Now Playing: The sound of the fan overhead. Because I’m too tired for anything else.
Look, I know what you’re thinking. But this isn’t that kind of blog.
I’m just saying: my novel is big, hard to maneuver, and no matter how I position it, it never quite fits where I think it’s going to end up.
(Actually, I love my mattress. I complain when we’re not home because I miss my bed.)
Some days, I manage to inch it forward, a few lines at a time. Other days, I find myself wedged between the banister of what-this-novel-could-be and the wall of what-it-currently-is.
This is the part of the process I always forget about. The awkward stage. The flailing, illogical middle. The place where I no longer have the wide-eyed energy of a fresh idea, or the smug satisfaction of a final draft, but instead inhabit a kind of narratively ambiguous purgatory.
The characters squint at me. The timelines cross their arms. Minor characters insist there’s no such thing. Love storylines ask to speak to the manager.

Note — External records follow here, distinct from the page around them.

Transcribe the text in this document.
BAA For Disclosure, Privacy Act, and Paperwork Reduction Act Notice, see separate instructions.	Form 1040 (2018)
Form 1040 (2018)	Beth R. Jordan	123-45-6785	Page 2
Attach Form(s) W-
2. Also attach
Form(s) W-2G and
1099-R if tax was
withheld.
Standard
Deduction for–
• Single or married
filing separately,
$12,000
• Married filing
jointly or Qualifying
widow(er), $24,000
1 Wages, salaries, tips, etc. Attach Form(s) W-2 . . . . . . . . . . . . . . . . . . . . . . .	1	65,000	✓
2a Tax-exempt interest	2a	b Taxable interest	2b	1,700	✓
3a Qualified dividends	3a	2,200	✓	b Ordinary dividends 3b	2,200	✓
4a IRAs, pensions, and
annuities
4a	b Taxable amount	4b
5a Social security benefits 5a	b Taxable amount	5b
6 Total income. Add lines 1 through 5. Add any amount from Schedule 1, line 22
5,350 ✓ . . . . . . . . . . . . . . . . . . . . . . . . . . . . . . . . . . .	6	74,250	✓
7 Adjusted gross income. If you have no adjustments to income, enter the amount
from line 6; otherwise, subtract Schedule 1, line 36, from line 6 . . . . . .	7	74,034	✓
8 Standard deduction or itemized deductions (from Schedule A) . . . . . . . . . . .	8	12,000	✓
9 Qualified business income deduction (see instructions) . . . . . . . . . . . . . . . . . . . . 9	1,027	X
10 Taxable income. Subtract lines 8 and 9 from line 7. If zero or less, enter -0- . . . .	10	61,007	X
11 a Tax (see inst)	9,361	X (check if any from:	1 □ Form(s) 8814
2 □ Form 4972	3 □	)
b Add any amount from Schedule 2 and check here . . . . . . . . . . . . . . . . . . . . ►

And yet, I love this mattress. It began as a picnic blanket on the ground, a thin spread that couldn’t hold any weight, and I built it with batting and layers.
I asked myself, “What is there to notice? What needs to be captured about what is happening? Whose story is not being recorded? What truth is being neglected?”
And I started writing. I may be capturing the last gasps (cliche but tired, so). I may be snapping word photos of a world I have loved and have benefited from that others may never experience. I may be writing large the literary powers of love.
Gotta make this short—Barry and I are prepping for a quick trip to the island later this month where a certain author wrote about an Anne.
No, not that island, and no, not that Anne. But we’re still excited.
In preparation, I’m reading Anne, the 1880 novel by Constance Fenimore Woolson, which takes place on Mackinac Island and doesn’t get nearly enough credit.
I saw Woolson’s grave in the Protestant Cemetery in Rome a few years back, and something about that quiet patch stayed with me. Like she was still waiting to be read.
I remember saying I wasn’t familiar with her work, and yet I didn’t forget her.
They were watering the area where her grave was, and it was so complicated—to see the modern green hose feeding the greenery and be grateful for the care, and yet irritated at the disruption while we walked the cemetery. I have photos, I swear, but where?

So I’m reading Woolson now. Or soon, anyway.
Before the ferry, before the fudge.
Would you like me to bring you some back?
Meanwhile, back in the Word Raccoon burrow:
Even though it’s been submission hell week, I’ve written a few new poems:
The Gaze, Praying Chicken, Drafting, Bobsledding to Hell, and an unexpected, tender one called Red Vests at Odd Times this morning that crept out as solemnly as a choir boy and asked if he could sing. I was astonished at his tribute and gladly transcribed, as I agree with him.
There’s also an untitled one featuring Sid and Nancy—arriving with its own strange little energy in which Word Raccoon threatens to jump a train and is offering tickets.
I’m also working on a humor essay (because apparently I think I’m an octopus. Word Raccoon does not like that.)
Word Raccoon, for her part, is furious. She’s been mostly sitting in the corner all day, arms crossed, clicking her pen like a threat.
She is not impressed.
“This is not the vibe,” she’s muttered more than once.
I’m hoping next month, WR. I really am.
Also—note to self: I’ve reluctantly accepted that Mondays are now at-home writing days since the café decided it needs a rest.
Fair. So do I.
But I miss the caffeine buzz and eavesdropping opportunities.
Still, I’m digging my home porch as a place of writing perfection—while it’s cool enough out, anyway.
There’s the rest of the week for coffee, right?
And who knows? Maybe my novel just needs a vacation.
Or maybe I do.
Which is to say: the novel’s not done. But it’s not dead.
It’s just heavy. But alive. And trying to get up the damn stairs. Which it will, eventually.
You don’t have to help me carry it. But unless you’re Ross, you could at least quit yelling “Pivot!” at me.